Thanks for the kind words, Codeguy. ;)
I've worked with datasets like this thousands of times in the past, so I've learned a few tricks for making them run efficiently. The above was "speedy enough" for most needs, but there's methods quite a bit faster we could employ -- if we wanted to put forth the effort and alter our data somewhat.
Absolute fastest method I can imagine is by dividing our data into a tree structure....
For example, let's start with this tree:
A
AA
AAA
The first 3 entries on our list are those three. By "treeing" our data, we say, "If I don't have A in the search phrase, then I can't have anything below A"
Eliminate "A" and we eliminate EVERYTHING with an A. Our search list just dropped 50k words.
If we have A, but not AA, we've eliminated all words with AA from our search list...

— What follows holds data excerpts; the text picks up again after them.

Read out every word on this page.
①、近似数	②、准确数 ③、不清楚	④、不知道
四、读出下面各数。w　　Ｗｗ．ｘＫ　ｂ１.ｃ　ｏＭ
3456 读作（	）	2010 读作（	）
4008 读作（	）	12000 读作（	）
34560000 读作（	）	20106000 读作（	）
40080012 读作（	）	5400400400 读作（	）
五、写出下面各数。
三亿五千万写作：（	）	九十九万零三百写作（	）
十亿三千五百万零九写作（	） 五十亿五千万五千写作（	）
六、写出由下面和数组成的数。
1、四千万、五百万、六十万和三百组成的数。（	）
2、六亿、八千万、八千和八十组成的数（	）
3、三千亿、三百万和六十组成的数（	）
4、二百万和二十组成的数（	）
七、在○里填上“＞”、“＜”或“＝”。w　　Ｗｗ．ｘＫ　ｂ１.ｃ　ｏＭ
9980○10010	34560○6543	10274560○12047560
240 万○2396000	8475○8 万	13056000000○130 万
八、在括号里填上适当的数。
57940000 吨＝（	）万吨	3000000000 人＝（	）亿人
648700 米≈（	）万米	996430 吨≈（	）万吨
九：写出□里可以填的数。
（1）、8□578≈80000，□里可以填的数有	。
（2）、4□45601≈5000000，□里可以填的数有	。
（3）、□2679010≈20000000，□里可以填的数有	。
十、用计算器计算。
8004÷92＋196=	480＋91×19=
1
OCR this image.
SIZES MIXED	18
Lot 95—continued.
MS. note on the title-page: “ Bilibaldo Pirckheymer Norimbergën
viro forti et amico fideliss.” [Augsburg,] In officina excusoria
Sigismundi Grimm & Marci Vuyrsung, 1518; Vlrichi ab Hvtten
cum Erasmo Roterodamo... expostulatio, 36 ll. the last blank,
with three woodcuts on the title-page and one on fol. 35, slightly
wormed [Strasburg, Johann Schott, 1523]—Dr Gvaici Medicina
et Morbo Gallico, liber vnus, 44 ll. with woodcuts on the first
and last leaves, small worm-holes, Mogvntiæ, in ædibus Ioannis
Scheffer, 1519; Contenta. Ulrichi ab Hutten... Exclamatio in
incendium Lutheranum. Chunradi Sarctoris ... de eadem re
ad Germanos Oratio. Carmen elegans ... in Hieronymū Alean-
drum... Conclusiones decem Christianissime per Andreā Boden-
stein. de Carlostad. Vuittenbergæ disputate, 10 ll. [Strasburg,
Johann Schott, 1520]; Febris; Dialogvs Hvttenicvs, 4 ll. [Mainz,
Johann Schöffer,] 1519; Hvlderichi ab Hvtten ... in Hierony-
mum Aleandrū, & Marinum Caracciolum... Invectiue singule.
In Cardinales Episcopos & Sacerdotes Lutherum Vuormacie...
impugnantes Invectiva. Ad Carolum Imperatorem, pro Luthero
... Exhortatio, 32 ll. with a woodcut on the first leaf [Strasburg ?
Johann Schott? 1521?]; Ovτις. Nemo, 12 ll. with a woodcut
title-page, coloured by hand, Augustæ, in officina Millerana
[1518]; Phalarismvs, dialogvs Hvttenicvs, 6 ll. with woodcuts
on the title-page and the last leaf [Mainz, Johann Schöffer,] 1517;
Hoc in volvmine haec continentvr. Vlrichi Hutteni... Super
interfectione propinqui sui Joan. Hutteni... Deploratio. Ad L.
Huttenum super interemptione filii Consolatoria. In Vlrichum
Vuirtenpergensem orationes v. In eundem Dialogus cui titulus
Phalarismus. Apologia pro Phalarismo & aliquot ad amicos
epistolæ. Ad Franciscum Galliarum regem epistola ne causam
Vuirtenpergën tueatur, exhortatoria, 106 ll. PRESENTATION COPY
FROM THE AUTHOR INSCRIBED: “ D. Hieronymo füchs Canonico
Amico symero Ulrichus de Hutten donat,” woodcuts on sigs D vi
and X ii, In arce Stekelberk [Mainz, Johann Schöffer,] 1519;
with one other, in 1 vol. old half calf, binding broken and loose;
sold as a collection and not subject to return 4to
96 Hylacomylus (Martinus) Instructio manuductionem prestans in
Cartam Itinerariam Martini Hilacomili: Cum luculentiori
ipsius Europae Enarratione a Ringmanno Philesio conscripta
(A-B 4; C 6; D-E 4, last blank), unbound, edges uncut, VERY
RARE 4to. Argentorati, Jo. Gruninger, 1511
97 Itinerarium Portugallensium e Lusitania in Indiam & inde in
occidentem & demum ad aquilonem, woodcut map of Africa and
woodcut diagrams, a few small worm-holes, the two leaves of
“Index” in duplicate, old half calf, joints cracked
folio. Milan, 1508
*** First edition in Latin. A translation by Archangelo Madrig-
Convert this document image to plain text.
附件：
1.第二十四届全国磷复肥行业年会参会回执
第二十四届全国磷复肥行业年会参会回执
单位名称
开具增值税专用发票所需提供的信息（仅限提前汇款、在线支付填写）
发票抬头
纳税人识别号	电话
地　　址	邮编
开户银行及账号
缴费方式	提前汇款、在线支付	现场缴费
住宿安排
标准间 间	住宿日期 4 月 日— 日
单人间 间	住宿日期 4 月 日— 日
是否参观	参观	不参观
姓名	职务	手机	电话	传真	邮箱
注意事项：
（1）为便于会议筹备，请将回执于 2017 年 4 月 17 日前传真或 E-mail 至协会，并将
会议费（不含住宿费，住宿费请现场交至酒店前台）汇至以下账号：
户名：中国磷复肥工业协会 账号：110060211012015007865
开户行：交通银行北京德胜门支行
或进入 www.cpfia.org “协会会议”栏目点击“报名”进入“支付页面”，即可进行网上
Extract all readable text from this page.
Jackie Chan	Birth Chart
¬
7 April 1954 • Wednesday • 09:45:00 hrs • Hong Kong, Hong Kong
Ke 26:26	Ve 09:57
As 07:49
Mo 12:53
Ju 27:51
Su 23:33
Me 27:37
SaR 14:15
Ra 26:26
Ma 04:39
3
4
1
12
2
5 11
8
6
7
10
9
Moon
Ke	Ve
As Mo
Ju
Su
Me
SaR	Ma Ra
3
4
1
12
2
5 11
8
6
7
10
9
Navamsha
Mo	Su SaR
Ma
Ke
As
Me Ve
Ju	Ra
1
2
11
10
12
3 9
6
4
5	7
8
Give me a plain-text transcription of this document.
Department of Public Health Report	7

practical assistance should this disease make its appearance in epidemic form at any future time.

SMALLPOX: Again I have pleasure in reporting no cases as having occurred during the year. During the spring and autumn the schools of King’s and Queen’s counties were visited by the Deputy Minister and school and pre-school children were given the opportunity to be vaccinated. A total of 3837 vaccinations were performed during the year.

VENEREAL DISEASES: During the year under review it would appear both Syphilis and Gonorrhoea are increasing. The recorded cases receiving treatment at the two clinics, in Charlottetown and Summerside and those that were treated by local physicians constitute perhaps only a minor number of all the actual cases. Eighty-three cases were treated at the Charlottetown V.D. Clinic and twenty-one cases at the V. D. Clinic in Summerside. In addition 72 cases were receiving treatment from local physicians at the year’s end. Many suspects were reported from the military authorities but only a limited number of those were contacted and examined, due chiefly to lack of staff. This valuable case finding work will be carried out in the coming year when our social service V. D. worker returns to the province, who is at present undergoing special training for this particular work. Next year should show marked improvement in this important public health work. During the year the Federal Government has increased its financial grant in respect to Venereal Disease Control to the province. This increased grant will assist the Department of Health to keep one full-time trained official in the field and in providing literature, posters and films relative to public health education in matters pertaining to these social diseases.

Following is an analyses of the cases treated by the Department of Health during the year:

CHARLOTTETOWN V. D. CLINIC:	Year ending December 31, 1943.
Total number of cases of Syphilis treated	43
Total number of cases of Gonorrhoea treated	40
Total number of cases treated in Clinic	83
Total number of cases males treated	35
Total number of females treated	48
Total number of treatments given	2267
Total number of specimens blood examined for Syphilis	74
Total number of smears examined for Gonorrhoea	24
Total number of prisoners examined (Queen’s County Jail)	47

It's a "cascading elimination" scheme and it's efficient, and fast, as heck!
The main issue with it is generating the lookup table to begin with... Your data would need to be stored in a similar manner to this:
A (the word), 52154 (number of words with this eliminator), 2,3,4,5,6.... (Word list)
AA (next word), 2154 (number of words with this eliminator), 3,44,67,87,... (Word list)
**********************
It would bloat our data file considerably, depending on how many "eliminators" we want to use (why use anything more than 2 digits? Longer words get more unique, the longer they become.), but it'd reduce our list of possible words to check by huge chunks at a time...
Fastest method I can think of, at the moment anyway. ;)
(And if you look at my previous code, you can see where I was already generating lists which we could use for elimination purposes for single letters back with the original code in message #18.)